All questions about how this growth is being financed have been brushed aside. While the West has suffered, Dubai's extravagance has reached new levels: from its vast Terminal 3 at the international airport, which is due to be redundant when the even bigger Jabel Ali airport is built in 2015, to the $20m launch party of the Atlantis hotel two weeks ago.
But in recent weeks the cracks in Dubai's economy have become undeniable. Property prices have slumped, demand has dried up and, for the first time, the emirate is being forced to consider calling a halt to its expansion. Some analysts are claiming that Dubai could implode, weighed down under a pile of debt and, given that it has relatively small oil reserves, no obvious way of paying for it. One said: "This has been the most spectacular spending mission on Earth. But it's a mirage.
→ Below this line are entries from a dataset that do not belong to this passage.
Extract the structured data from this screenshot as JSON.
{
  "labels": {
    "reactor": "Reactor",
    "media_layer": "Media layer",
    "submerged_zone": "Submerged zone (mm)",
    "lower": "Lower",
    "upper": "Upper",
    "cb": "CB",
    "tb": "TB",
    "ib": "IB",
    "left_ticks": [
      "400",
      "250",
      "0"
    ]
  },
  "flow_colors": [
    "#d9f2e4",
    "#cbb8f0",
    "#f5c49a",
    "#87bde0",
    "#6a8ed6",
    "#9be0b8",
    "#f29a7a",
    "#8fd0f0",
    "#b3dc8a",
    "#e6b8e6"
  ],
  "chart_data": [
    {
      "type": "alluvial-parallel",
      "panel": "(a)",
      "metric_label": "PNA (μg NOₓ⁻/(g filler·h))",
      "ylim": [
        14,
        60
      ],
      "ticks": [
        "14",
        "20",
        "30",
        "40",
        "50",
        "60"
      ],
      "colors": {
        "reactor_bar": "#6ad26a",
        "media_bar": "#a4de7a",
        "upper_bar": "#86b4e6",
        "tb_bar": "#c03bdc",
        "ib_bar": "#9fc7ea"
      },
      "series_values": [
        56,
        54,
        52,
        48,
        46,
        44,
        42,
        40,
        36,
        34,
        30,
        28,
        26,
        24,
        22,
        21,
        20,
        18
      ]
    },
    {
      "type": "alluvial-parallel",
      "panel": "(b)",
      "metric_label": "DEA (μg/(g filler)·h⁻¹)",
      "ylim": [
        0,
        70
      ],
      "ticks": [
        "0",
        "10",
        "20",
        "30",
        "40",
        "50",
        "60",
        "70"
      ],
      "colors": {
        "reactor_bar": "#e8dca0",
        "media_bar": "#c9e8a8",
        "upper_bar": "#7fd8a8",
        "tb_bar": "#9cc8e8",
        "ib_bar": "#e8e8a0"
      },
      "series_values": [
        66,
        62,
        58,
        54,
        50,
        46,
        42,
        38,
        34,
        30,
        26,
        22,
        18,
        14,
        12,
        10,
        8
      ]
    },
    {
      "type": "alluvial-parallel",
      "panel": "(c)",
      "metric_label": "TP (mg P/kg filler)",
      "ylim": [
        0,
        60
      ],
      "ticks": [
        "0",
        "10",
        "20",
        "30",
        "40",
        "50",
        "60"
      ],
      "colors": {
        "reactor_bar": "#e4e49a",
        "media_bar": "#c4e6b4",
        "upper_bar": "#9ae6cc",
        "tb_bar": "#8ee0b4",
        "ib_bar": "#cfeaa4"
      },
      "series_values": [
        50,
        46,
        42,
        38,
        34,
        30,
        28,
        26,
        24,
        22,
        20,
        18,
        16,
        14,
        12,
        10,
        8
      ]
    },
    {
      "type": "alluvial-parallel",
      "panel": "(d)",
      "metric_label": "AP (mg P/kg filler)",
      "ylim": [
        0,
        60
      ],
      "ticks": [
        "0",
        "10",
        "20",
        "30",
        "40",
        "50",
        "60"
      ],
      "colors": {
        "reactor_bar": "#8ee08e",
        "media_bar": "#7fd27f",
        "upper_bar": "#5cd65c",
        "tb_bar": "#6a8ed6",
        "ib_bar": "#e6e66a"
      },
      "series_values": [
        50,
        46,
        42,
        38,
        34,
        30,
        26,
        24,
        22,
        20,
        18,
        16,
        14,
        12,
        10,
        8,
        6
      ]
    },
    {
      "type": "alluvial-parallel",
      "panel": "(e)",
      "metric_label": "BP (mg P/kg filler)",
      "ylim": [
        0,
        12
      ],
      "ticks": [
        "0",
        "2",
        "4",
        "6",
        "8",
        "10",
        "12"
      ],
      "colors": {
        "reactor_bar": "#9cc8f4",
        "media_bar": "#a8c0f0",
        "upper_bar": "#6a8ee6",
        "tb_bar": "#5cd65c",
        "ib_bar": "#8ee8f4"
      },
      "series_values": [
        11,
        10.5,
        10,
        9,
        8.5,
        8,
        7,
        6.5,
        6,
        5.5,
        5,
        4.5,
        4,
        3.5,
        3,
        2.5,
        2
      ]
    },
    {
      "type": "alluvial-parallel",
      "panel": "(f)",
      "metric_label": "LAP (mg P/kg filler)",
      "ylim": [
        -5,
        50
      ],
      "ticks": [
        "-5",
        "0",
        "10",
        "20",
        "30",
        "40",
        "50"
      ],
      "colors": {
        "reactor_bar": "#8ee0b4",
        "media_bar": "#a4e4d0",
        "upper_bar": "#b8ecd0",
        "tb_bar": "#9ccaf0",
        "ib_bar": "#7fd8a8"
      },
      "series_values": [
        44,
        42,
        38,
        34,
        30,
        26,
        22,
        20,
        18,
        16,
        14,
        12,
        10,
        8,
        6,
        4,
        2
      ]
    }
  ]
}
If complex debt structures have brought the financial world to its knees, Dubai is the world's biggest toxic timebomb."
The possibility is absorbing Western firms. The Middle East, floating on a magic carpet of vast oil and gas reserves, was supposed to be the oasis in the global financial chaos. The hopes of the financial system, most obviously the banks, have been pinned on securing cash injections from the Middle East, while hundreds of thousands of City workers are looking to the region for new jobs. If Dubai can't pay its debts, much of which is owed to international banks, the emirate could turn from potential saviour to yet another big problem.